La sicurezza a scuola è nuda, ma sotto un bel vestito

Negli ultimi mesi c’è stata sempre una grande indignazione, sui media e nei social, di fronte agli improvvidi assembramenti di giovani e meno giovani nelle strade e nelle piazze delle nostre città, dove spesso hanno ballato e parlato senza mascherina e dove, anche quanto l’hanno indossata, lo hanno fatto a distanza ravvicinata, ben inferiore al metro precauzionale stabilito dalle regole in vigore. Potremmo tuttavia chiederci se una tale spontanea disposizione alla preoccupazione e all’indignazione si verifichi anche in altre circostanze analoghe, e in particolar modo di fronte alle situazioni che si verificano secondo molti testimoni ogni giorno nelle nostre scuole. Come si sa, la tesi prevalente sulle scuole, o almeno quella prevalente nei media, è che siano luoghi, se non proprio sicuri, abbastanza sicuri. Per accertarsi della verità o falsità di una simile convinzione basterebbe fare un esperimento semplice, che ciascuno può realizzare quando vuole da casa sua. Premesso che la distanza di un metro con la mascherina è considerata abbastanza sicura, e che quindi non se ne considera invece abbastanza sicura una inferiore, chiunque può chiedere a chi frequenta una scuola (sia egli studente, docente o personale scolastico) scegliendolo possibilmente tra quei suoi amici o conoscenti, che reputa abbastanza onesti e sinceri, se ai cambi dell’ora, durante la ricreazione o all’uscita, le distanze di sicurezza vengano rispettate. La domanda potrebbe essere la seguente: “Nella tua scuola ti è mai capitato di vedere, al cambio di un’ora, o a ricreazione, o durante l’uscita, almeno due studenti della stessa classe a una distanza inferiore a un metro? Qualora la risposta sia “no”, potrà trarne legittimamente la convinzione che le scuole siano sicure, qualora invece la risposta sia “si” potrà altrettanto legittimamente ritenere che sia vero il contrario, convincimento che dovrebbe comunque essere meglio determinato sondando anche la quantità delle constatazioni.

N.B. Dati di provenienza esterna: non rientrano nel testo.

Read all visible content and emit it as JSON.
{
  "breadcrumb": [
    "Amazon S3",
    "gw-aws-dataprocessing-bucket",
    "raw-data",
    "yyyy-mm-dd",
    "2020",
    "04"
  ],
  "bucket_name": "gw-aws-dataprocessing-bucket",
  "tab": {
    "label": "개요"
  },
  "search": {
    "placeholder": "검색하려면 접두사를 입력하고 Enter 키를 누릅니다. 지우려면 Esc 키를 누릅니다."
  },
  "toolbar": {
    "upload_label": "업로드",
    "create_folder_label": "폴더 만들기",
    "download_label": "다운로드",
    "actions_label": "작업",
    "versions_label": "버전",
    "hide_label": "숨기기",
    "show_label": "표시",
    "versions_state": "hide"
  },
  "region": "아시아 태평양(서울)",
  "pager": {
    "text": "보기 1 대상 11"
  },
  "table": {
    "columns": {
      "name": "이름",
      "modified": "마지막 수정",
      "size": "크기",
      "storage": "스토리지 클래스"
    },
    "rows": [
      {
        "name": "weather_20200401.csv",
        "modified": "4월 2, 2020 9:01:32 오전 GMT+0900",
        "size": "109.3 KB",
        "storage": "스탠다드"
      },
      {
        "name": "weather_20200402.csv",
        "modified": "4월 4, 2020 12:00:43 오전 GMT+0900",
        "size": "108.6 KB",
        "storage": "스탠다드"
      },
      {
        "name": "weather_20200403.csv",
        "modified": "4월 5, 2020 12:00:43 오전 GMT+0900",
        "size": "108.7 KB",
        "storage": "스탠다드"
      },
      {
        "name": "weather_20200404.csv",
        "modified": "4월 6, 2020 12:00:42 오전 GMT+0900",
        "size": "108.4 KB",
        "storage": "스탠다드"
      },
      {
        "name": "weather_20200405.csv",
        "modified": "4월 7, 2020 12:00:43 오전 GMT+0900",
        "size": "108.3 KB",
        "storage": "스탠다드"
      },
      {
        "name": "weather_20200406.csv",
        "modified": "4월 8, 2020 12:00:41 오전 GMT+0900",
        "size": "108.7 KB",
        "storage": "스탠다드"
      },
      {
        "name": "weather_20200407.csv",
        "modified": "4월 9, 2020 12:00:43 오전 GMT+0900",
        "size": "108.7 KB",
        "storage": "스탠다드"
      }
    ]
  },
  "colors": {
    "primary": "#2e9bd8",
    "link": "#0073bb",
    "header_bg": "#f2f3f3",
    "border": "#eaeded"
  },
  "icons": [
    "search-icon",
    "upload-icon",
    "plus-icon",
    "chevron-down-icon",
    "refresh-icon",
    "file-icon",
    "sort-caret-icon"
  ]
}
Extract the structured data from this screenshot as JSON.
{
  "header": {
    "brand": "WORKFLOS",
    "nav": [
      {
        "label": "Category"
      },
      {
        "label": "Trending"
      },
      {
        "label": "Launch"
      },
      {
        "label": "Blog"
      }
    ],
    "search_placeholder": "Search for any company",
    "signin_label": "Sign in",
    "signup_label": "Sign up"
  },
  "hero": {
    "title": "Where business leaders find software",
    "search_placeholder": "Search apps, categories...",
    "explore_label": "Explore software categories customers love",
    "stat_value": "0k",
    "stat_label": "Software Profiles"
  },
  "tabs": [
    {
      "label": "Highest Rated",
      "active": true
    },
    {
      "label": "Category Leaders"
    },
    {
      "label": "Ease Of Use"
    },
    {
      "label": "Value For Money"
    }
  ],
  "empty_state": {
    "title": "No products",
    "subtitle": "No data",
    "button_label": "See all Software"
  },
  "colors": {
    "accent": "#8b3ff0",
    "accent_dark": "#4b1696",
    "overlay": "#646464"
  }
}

Lo si potrebbe fare attraverso una domanda specifica sulla percentuale di casi in cui chi viene interpellato ha rilevato il superamento della distanza di sicurezza, così da avere un’informazione indicativa. Se per esempio l’interpellato rispondesse “sì, circa nel 50 per cento dei casi”, calcolando che almeno due studenti per classe si sono trovati a una distanza inferiore a quella ritenuta sicura tra i cambi dell’ora, le ricreazioni e le uscite avremmo (e ci pare di partire da dati ipotetici calcolati al ribasso) almeno uno studente a rischio contagio per ogni classe. Naturalmente, questo numero indiziario sarebbe tanto più indicativo quanto saranno maggiori gli intervistati e il livello della loro affidabilità, ma come esperimento condotto senza mezzi da casa e magari per telefono potrebbe già fornire qualche elemento utile di riflessione. Infatti, tenendo conto che in Italia ci sono circa 370.611 classi, avremmo lo stesso numero di studenti a rischio contagio ogni giorno. Supponiamo che tale rischio si traduca in un contagio effettivo solo nell’1 per cento dei casi: avremmo circa 3706 contagi nelle scuole al giorno, che fa circa 96.356 contagiati al mese e circa 741.200 nei 200 giorni dell’anno scolastico. Ma questo non è il solo ragionamento che ci può portare a concludere che la scuola in presenza, così come è concepita ora, non è affatto sicura, e che lo era ancora meno fino a due mesi fa, quando si poteva stare in classe anche senza indossare le mascherine. Un articolo apparso qualche tempo fa su El Pais e riportato anche da Repubblica, da Il Sole 24 ore e da Orizzonte scuola ci porta a conclusioni più pessimistiche. Si tratta di una ricerca condotta da un gruppo di scienziati guidato da José Luis Jiménez, professore di Chimica e Dinamica delle particelle dell’aria dell’Università del Colorado, ricerca che è sicuramente assai più scientifica di quella solo indiziaria che abbiamo proposto d’intraprendere su scala personale.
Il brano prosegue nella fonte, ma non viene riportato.